WYCA
- Crete, Illinois; United States;
- Broadcast area: South Suburban Chicago
- Frequency: 102.3 MHz (HD Radio)
- Branding: Rejoice 102.3

Programming
- Format: Urban gospel
- Affiliations: American Urban Radio Networks

Ownership
- Owner: Crawford Broadcasting Co.; (Dontron, Inc.);
- Sister stations: WPWX, WSRB

History
- First air date: October 1, 1964; 61 years ago
- Former call signs: WTAS (1964–1993); WEMG-FM (1993–1997); WYAA (1997–2000); WVJM (2000–2001); WYCA (2001); WYBA (2001–2003);
- Call sign meaning: "Young people's Church of the Air"

Technical information
- Licensing authority: FCC
- Facility ID: 73700
- Class: A
- ERP: 1,050 watts
- HAAT: 152 meters (499 ft)
- Repeaters: 92.3 WPWX-HD2 (Hammond, Indiana); 106.3 WYRB-HD3 (Genoa);

Links
- Public license information: Public file; LMS;
- Webcast: Listen live
- Website: www.rejoice102.com

= WYCA =

Black gospel radio station in Crete, Illinois

WYCA (102.3 FM "Rejoice 102.3") is a commercial radio station licensed to Crete, Illinois, and serving the southern suburbs of the Chicago metropolitan area. It is owned by Dontron, Inc., a subsidiary of the Crawford Broadcasting Company with studios in Hammond, Indiana. WYCA has an urban gospel radio format. Weekdays begin with a syndicated morning show hosted by Erica Campbell. Some local ministers host Christian talk and teaching shows. Services from several churches are broadcast on Sundays.

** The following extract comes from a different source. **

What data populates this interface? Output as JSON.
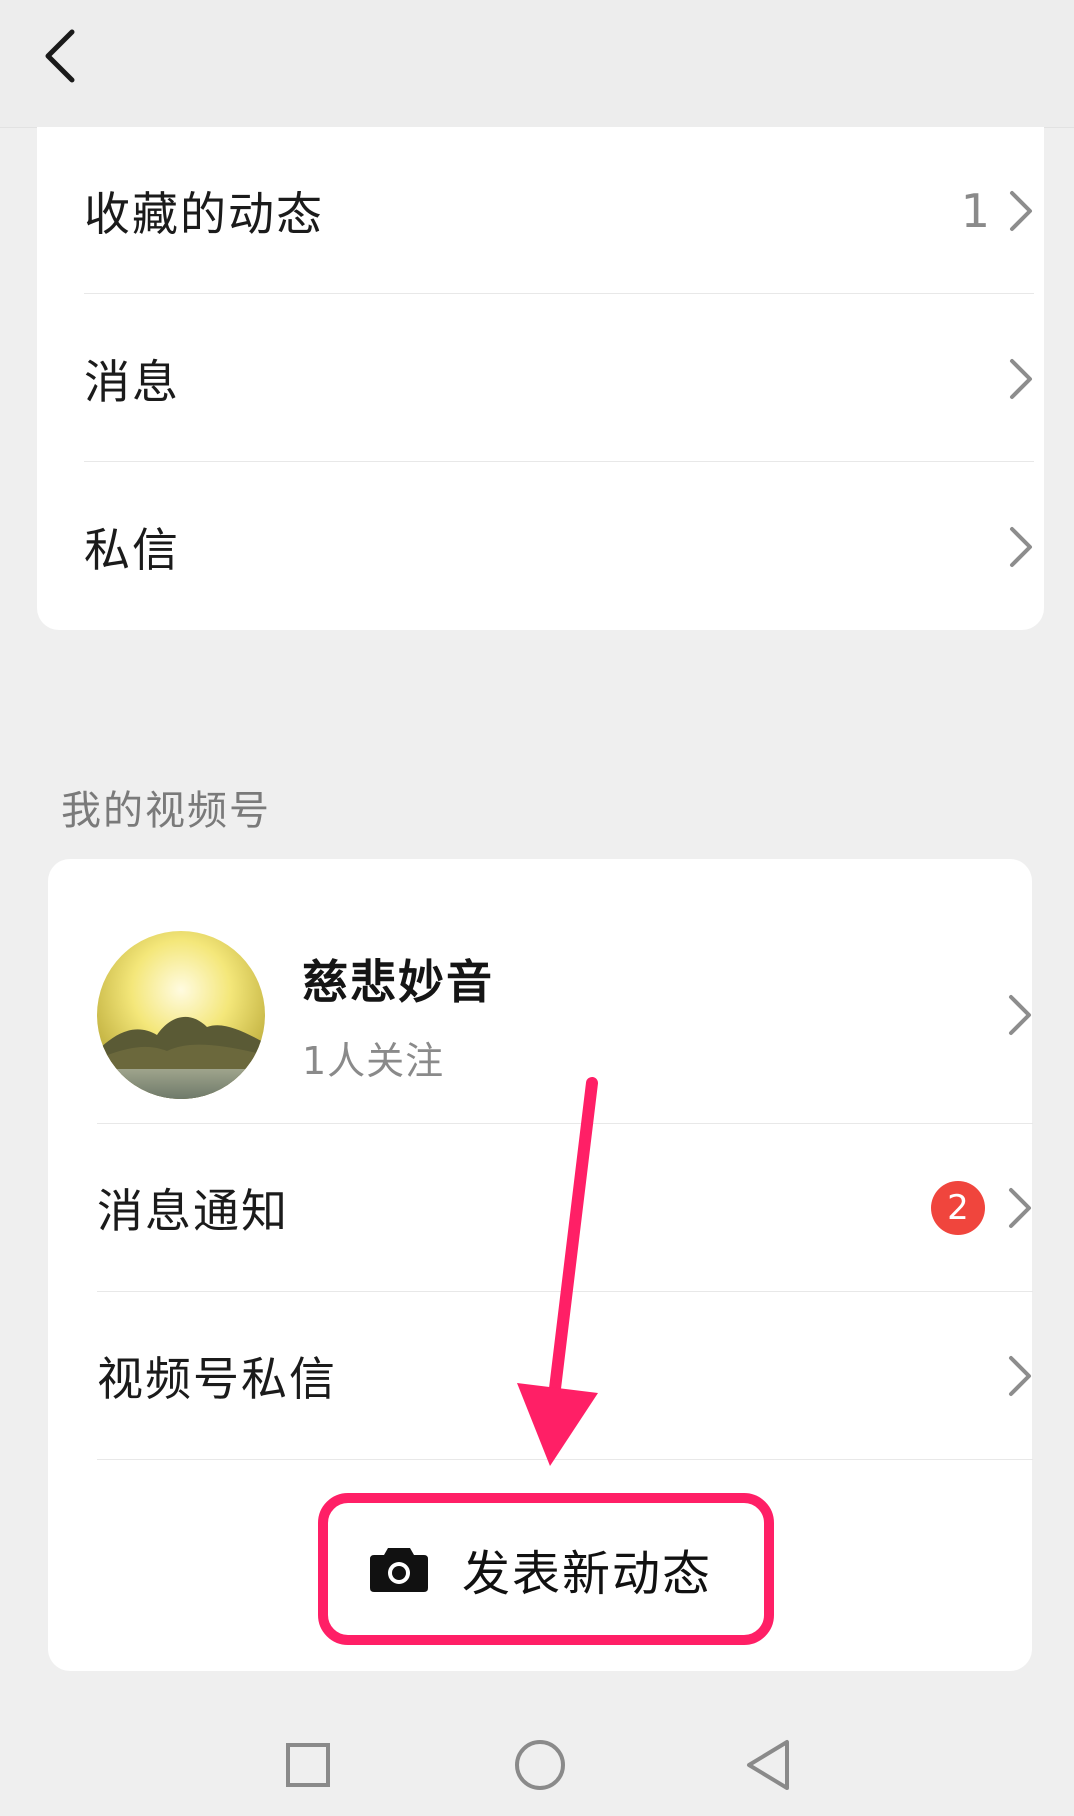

WYCA has an effective radiated power (ERP) of 1,050 watts. The transmitter is on South Dixie Highway (Illinois Route 1) near 311th Street in Beecher, Illinois. WYCA broadcasts using HD Radio technology.

==History==
===Middle of the road music===
The station signed on the air on October 1, 1964, as WTAS. It was owned by Anthony Santuccis's South Cook Broadcasting Inc. WTAS had long aired a full service format, airing a variety of local programming and playing middle of the road (MOR) music, which included pop standards and soft AC.

Much of the station's local news, talk and community programming was simulcast until 1992 with its sister station 1600 WCGO in Chicago Heights, Illinois, now off the air. In 1985, the station began airing the Warren Freiberg - Libby Collins Show, which had been heard on 106.3 WLNR in Lansing, Illinois, since 1973.

===Early gospel years===
In 1992, WTAS began airing an urban gospel format, simulcasting the programming of 1510 WWHN in Joliet, Illinois. In 1993, the station was purchased by Word of Faith Fellowship, Inc. for $800,000, and on October 22, 1993, its call sign was changed to WEMG-FM, with the station continuing to air a black gospel format. In 1997, the station was sold to Dontron, Inc. for $1.8 million. In summer 1997, the station was taken silent. On October 31, 1997, the station's call sign was changed to WYAA. The station returned to the air January 5, 1998. As WYAA, the station played gospel oldies, love songs, and Christian jazz, along with brokered religious programming.

===Hot 102 & The Groove===
On June 1, 2000, the station's call sign was changed to WVJM, and the station adopted an urban contemporary format as "Hot 102". As an urban contemporary station, WVJM "Hot 102" carried the syndicated Doug Banks show. On March 26, 2001, the station's urban contemporary format was moved to longtime gospel station 92.3 WYCA in Hammond, Indiana, along with the call letters WVJM. The call letters WYCA briefly moved to 102.3, before being moved to 106.3 WYBA in Lansing, Illinois, on April 22, 2001, with 102.3 adopting WYBA as its call sign. As WYBA, the station initially aired an R&B format as "The Groove".

===Rejoice 102===
The station switched to its current gospel music format as "Rejoice 102" on February 17, 2003. On September 30, 2003, the station's call sign was changed to WYCA, as 106.3 in Lansing changed its call sign to WSRB and dropped its gospel format in favor of an urban AC format. With the end of the gospel format on 106.3, gospel announcer Darryll King moved her weekday program from 106.3 to 102.3, though she continues to host a show on WSRB on Sundays. WYCA is now the lone religious outlet for Crawford in the Chicago area.

Gospel announcer Darryll King once hosted the morning show. King has won numerous awards for her work in black gospel radio.